Sunday, March 14, 2010


One of the reasons I originally started a vegetable garden was to establish a stronger connection to what we eat. Having grown up in the suburbs of New York and Miami, I did not have a lot of access to "farm fresh" food growing up. I had no idea what a spinach plant looked like until I was in my early 30s. I wanted my girls to know where their food comes from, so we started a garden as a way of giving them that connection.

A few months ago at dinner, my sister asked "Where do capers come from?" An excellent question that I could only answer with "the jar in the refrigerator." So I looked it up and found out that capers are actually the pickled flower buds of the prickly caperberry bush (Capparis spinosa), which are native to the Mediterranean region. The flower buds are picked by hand, and then pickled usually in salt, vinegar or brine for several months. When I find things like this out I am always left wondering who was the first person that thought "hmmm... let me take this unopened flowerbud, toss it in some salt, leave it alone for a few months, and then let me eat it."

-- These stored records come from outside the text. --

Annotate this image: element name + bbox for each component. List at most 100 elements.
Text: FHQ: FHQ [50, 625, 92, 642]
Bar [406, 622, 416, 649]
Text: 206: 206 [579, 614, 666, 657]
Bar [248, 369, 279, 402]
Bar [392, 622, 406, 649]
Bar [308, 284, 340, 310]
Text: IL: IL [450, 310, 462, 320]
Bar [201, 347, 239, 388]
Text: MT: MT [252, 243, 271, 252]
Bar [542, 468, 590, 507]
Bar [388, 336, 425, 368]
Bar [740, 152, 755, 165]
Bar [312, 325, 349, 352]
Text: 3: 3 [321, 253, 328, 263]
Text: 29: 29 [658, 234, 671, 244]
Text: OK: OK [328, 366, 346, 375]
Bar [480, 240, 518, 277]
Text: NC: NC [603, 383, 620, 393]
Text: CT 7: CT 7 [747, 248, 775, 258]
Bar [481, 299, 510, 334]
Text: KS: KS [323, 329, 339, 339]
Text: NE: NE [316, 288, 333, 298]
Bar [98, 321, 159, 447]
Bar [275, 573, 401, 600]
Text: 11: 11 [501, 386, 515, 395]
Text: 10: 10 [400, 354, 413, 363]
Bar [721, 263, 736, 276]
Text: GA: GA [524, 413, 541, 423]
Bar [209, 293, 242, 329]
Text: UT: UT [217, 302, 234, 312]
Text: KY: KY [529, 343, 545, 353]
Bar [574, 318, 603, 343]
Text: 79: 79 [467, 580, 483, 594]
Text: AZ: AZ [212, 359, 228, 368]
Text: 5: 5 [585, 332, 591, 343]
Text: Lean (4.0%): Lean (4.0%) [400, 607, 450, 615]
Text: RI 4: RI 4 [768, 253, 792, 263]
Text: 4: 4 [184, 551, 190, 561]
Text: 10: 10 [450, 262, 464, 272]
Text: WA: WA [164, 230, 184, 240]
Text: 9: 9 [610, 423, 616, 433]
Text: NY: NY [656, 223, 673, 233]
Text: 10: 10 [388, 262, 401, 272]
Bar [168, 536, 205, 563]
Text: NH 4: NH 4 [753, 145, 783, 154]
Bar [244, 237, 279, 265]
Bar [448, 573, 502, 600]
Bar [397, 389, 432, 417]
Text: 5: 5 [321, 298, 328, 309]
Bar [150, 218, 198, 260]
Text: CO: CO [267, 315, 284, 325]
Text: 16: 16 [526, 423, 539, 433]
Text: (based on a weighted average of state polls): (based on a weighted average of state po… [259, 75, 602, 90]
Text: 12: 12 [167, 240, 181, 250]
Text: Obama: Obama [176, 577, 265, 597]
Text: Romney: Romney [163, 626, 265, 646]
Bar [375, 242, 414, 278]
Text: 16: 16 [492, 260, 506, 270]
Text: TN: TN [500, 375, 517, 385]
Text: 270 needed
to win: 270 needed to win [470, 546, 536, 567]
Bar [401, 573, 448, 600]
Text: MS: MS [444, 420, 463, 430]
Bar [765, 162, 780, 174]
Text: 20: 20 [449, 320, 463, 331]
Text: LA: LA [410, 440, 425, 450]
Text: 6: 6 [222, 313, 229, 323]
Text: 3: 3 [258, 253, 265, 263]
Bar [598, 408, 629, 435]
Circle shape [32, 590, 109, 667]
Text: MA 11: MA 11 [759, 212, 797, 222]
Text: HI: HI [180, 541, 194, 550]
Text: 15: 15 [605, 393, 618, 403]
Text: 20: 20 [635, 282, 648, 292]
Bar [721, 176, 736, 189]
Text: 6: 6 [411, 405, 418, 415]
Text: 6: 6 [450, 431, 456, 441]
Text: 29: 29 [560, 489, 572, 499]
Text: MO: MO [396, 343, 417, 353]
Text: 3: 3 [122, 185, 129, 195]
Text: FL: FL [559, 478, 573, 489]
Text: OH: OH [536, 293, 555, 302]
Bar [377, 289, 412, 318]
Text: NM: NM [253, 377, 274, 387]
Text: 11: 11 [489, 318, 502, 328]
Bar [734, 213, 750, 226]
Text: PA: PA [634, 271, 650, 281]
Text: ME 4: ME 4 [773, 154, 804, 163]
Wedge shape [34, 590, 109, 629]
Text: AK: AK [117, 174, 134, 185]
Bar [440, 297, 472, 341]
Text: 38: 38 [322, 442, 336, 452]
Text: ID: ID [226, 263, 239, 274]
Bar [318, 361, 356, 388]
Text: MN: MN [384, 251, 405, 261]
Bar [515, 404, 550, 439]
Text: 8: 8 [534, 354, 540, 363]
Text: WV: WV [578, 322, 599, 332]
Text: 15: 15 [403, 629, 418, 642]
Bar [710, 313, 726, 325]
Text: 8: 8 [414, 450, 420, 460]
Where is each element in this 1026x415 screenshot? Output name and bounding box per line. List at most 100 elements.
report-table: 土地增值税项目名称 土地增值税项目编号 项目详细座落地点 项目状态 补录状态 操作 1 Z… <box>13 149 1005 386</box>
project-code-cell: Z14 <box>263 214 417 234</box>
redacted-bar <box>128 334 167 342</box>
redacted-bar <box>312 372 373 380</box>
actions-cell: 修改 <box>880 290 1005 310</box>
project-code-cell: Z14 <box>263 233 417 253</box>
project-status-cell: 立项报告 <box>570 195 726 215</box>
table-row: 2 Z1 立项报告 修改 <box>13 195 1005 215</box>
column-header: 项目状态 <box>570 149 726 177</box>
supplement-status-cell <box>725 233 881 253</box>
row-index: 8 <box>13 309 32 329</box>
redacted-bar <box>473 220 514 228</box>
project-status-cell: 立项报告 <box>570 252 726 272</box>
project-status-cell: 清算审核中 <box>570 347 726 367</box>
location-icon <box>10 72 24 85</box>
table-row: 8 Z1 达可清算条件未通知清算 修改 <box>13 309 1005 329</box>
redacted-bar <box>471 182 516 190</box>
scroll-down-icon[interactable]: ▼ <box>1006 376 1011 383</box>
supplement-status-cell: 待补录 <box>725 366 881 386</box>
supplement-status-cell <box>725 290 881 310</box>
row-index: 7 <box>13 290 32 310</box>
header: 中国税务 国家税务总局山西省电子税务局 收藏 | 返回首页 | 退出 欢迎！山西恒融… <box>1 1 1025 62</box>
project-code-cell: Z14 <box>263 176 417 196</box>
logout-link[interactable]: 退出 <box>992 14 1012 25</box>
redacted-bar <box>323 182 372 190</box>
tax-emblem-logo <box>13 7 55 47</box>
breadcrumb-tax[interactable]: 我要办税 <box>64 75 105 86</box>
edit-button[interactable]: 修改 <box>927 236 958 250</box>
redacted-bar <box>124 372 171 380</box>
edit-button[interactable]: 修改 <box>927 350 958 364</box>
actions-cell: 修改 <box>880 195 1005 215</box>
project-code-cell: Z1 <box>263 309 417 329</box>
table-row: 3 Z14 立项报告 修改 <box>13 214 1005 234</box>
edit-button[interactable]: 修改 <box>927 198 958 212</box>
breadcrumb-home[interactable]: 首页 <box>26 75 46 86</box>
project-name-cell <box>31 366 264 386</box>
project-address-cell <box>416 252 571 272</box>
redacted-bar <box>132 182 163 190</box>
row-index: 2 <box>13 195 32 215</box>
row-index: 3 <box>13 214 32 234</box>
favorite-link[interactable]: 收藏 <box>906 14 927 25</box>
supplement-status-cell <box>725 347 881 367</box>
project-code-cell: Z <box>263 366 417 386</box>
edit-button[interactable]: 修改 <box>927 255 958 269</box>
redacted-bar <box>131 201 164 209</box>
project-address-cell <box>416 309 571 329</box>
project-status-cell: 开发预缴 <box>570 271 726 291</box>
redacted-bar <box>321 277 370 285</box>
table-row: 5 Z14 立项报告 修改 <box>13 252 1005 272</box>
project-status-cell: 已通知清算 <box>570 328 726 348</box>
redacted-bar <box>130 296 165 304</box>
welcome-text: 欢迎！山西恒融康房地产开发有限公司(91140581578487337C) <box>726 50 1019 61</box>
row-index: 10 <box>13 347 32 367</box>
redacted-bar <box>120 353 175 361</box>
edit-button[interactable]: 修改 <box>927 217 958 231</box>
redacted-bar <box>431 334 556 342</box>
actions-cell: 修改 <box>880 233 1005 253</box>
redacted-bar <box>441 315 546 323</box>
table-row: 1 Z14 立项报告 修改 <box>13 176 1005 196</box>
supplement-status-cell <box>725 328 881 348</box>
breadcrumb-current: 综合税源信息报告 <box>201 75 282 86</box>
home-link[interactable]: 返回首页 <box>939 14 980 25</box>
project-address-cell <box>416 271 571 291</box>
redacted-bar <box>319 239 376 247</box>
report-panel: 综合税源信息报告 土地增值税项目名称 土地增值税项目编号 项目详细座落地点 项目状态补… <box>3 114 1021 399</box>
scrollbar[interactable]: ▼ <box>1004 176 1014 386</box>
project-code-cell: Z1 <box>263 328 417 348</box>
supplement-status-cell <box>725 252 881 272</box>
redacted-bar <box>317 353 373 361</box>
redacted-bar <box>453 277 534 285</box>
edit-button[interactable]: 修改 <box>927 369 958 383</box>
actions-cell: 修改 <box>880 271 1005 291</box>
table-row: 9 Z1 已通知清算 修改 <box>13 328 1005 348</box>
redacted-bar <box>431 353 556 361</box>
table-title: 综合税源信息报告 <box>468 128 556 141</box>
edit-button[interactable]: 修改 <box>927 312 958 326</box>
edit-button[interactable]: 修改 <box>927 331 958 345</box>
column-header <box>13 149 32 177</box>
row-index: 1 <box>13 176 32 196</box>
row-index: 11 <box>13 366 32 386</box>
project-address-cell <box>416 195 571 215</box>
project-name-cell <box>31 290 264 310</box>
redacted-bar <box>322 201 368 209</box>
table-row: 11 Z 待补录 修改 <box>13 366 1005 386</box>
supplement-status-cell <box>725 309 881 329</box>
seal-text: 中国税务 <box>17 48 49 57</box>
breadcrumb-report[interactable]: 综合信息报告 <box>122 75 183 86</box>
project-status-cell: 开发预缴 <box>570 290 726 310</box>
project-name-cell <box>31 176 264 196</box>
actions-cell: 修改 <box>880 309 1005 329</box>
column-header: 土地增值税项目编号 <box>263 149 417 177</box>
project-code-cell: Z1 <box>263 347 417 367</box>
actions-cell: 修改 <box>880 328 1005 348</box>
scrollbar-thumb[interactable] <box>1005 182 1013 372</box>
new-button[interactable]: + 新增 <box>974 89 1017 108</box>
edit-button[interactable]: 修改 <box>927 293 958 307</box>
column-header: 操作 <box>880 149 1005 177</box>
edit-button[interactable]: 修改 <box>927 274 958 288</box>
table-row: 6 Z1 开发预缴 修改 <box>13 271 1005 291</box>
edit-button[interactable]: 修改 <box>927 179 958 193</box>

One night while watching Anthony Bourdain's No Reservations, I came across a whole segment on capers and caper harvesting: (start at about 3:40)

All in all, I have a much greater appreciation for the caper now knowing the amount of work that goes into harvesting and pickling it. But I have found that to be the case with many things since I started to do more things for myself, like sewing, canning, and gardening. I used to see quilts at craft fairs and think they were overpriced - who would pay $200 for a blanket? ... until I made my first quilt and saw how much time and effort it took to piece the top of the quilt and then actually quilt the layers together. I now see quilting as an art form and quilts as works of art, not blankets.

One of my favorite quick snacks with capers - Capers with cheese on toast. A friend of mine introduced  me to this yummy treat in college. Grab a slice of your favorite bread, layer on some cheddar cheese and then sprinkle a few capers on top. Pop it in the toaster oven until the cheese starts to get all melty and enjoy!